Marca digital em carta supostamente assinada por Alexandre Padilha pode ter origem na Presidência da República; PF e sindicância investigam caso

Leonencio Nossa e Tânia Monteiro, de O Estado de S.Paulo,

10 Dezembro 2010 | 23h01

BRASÍLIA - O arquivo de computador que contém uma carta com a assinatura do ministro de Relações Institucionais, Alexandre Padilha, apresenta uma espécie de "selo" digital que indica que o papel foi criado na Presidência.

 

Informado ontem pelo Estado desse rastro, Padilha disse que a Polícia Federal e uma sindicância interna do Planalto vão investigar a origem do documento.

 

Na manhã desta sexta-feira, 10, Padilha afirmou que sua assinatura, usada para permitir a liberação de R$ 3,1 milhões do Ministério do Turismo para uma entidade fantasma, foi escaneada de documentos públicos na internet.

 

As propriedades do PDF (formato do arquivo que contém o texto que leva a assinatura de Padilha) indicam que o arquivo foi produzido pela SEDES-PR, mesma sigla da Secretaria de Desenvolvimento Econômico e Social, órgão de responsabilidade da pasta de Relações Institucionais.

 

A assessoria do ministro afirmou que os "fatos e o local de produção do documento serão esclarecidos pela sindicância interna e pela investigação da Polícia Federal". "Nas propriedades do documento PDF que nos foi enviado (pelo jornal) surgem fatos a serem esclarecidos pela apuração", destaca a nota.

 

O documento PDF tem como título "Memo no /2004/SEDES-PR". "Apesar do título, a data de criação do documento aparece como 24/03/2010, dois dias após a data que consta na declaração", diz a nota do ministério.

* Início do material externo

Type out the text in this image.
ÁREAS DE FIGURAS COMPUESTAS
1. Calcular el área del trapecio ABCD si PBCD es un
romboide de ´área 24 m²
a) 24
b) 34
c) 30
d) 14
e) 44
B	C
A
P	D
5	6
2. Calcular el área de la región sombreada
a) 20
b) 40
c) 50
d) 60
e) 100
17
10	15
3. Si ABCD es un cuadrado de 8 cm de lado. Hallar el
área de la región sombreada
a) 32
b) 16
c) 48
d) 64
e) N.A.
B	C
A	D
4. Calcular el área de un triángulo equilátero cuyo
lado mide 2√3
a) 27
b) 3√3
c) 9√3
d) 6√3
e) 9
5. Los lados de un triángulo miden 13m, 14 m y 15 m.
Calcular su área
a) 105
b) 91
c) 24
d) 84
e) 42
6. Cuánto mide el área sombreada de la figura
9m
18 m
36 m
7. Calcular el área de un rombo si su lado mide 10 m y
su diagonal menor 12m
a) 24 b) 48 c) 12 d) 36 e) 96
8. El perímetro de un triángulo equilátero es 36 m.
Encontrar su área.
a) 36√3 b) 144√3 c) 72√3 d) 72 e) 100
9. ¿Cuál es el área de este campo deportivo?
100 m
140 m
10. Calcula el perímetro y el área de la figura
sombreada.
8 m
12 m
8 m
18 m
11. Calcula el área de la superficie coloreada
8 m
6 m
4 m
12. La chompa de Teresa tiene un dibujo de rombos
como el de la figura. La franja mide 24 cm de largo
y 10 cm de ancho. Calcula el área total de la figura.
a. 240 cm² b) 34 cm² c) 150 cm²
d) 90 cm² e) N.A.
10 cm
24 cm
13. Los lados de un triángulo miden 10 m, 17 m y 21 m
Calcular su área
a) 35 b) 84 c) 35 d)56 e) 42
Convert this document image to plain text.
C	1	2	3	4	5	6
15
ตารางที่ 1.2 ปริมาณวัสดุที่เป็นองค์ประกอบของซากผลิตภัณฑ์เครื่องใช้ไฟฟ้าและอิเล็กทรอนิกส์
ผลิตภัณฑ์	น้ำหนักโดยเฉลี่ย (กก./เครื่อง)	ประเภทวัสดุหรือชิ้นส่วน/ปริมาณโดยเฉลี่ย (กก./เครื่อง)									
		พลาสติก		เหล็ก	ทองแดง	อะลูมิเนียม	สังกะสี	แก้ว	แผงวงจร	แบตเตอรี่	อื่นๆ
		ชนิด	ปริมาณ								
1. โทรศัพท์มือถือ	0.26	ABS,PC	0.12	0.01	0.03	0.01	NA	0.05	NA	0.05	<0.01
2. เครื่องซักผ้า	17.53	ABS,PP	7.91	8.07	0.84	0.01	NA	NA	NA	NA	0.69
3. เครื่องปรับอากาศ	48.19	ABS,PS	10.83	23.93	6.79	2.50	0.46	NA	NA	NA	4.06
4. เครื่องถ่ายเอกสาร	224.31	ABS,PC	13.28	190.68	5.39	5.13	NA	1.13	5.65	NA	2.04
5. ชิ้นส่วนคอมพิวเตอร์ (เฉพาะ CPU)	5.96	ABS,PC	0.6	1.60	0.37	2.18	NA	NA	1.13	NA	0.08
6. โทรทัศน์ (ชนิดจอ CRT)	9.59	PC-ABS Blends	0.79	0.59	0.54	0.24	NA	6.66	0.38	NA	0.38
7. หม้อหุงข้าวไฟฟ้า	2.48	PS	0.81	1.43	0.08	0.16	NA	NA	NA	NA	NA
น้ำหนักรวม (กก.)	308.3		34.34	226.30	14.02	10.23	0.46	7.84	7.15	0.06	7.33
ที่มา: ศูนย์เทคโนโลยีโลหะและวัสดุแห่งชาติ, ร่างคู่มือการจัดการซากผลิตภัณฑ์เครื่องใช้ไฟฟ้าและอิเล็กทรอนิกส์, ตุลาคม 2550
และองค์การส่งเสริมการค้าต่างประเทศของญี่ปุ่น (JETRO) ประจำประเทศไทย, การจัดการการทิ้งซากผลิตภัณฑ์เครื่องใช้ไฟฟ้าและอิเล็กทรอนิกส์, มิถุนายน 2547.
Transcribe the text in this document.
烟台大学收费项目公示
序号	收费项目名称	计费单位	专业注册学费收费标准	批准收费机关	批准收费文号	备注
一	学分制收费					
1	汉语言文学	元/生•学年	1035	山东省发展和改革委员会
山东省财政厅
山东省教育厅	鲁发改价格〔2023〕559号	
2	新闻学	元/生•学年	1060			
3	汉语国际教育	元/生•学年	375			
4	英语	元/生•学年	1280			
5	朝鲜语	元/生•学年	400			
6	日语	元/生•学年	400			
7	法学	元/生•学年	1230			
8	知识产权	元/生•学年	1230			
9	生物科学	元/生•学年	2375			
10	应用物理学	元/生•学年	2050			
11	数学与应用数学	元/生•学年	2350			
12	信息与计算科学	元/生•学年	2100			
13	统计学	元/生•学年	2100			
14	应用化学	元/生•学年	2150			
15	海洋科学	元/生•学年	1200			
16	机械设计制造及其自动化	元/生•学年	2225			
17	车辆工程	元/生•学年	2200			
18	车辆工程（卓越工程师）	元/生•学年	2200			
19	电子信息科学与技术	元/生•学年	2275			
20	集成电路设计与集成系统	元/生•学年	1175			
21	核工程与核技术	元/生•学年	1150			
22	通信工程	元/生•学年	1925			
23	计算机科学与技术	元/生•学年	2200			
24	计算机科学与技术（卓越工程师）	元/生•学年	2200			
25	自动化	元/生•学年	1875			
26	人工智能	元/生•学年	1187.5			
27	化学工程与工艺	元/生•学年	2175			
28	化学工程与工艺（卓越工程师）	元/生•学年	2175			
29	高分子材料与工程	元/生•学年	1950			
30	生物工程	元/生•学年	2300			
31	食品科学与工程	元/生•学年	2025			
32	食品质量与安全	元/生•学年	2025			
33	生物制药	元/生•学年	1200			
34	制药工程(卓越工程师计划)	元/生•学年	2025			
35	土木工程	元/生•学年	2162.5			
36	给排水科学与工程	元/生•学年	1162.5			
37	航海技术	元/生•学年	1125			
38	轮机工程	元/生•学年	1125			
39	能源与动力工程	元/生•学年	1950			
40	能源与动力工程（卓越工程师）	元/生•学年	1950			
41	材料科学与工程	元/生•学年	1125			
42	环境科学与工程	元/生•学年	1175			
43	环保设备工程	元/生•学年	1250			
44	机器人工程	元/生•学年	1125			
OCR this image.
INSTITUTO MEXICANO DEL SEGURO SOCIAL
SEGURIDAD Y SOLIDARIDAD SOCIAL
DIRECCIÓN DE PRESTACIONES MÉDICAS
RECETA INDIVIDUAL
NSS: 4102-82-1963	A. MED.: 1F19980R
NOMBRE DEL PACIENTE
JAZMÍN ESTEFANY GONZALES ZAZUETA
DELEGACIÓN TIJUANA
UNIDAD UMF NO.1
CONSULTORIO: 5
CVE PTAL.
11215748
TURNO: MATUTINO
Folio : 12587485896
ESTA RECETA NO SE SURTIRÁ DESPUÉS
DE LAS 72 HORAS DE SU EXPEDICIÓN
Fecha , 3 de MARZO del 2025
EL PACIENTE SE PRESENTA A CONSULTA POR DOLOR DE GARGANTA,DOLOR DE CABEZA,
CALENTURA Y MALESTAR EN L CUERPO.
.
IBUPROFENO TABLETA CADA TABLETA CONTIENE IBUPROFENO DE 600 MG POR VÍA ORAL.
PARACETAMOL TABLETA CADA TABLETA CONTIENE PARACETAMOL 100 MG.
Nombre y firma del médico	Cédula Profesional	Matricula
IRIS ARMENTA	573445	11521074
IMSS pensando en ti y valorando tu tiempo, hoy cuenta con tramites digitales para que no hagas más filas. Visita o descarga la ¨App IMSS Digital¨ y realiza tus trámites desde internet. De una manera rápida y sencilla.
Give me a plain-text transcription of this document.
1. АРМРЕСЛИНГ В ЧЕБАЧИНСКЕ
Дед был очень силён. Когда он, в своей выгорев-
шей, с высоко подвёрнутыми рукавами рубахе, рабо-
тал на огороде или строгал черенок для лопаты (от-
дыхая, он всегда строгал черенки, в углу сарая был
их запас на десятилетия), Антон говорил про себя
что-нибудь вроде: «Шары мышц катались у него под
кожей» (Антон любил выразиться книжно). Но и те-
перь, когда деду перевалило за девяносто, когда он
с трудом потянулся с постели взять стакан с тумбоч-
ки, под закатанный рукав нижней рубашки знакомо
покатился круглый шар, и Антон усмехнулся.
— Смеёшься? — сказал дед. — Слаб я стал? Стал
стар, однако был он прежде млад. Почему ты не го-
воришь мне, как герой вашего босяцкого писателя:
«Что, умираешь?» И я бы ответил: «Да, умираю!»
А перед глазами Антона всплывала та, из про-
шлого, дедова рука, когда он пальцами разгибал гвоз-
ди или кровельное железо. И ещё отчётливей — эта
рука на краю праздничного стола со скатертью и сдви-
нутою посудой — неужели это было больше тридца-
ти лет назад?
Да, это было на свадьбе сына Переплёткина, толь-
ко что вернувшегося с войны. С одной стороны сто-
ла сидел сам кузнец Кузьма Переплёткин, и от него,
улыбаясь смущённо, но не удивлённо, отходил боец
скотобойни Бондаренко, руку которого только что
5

A assessoria ressalta, ainda, que a ex-servidora Crisley Lins trabalhou na Sedes de 24 de fevereiro de 2003 a 16 de agosto de 2006.

 

O Estado apurou que o Planalto não descarta que o documento saiu de um computador de dentro da Secretaria de Relações Institucionais. O Planalto acha que não terá dificuldades em encontrar o responsável pelo episódio para puni-lo exemplarmente.

 

A decisão de recorrer à PF e abrir uma sindicância interna foi acertada numa audiência que Padilha teve com o presidente Luiz Inácio Lula da Silva na quinta-feira, logo após o Estado apresentar a declaração com sua assinatura a favor do Instituto Brasil de Arte, Esporte, Cultura e Lazer (Inbrasil), entidade que conseguiu a liberação dos recursos do Ministério do Turismo.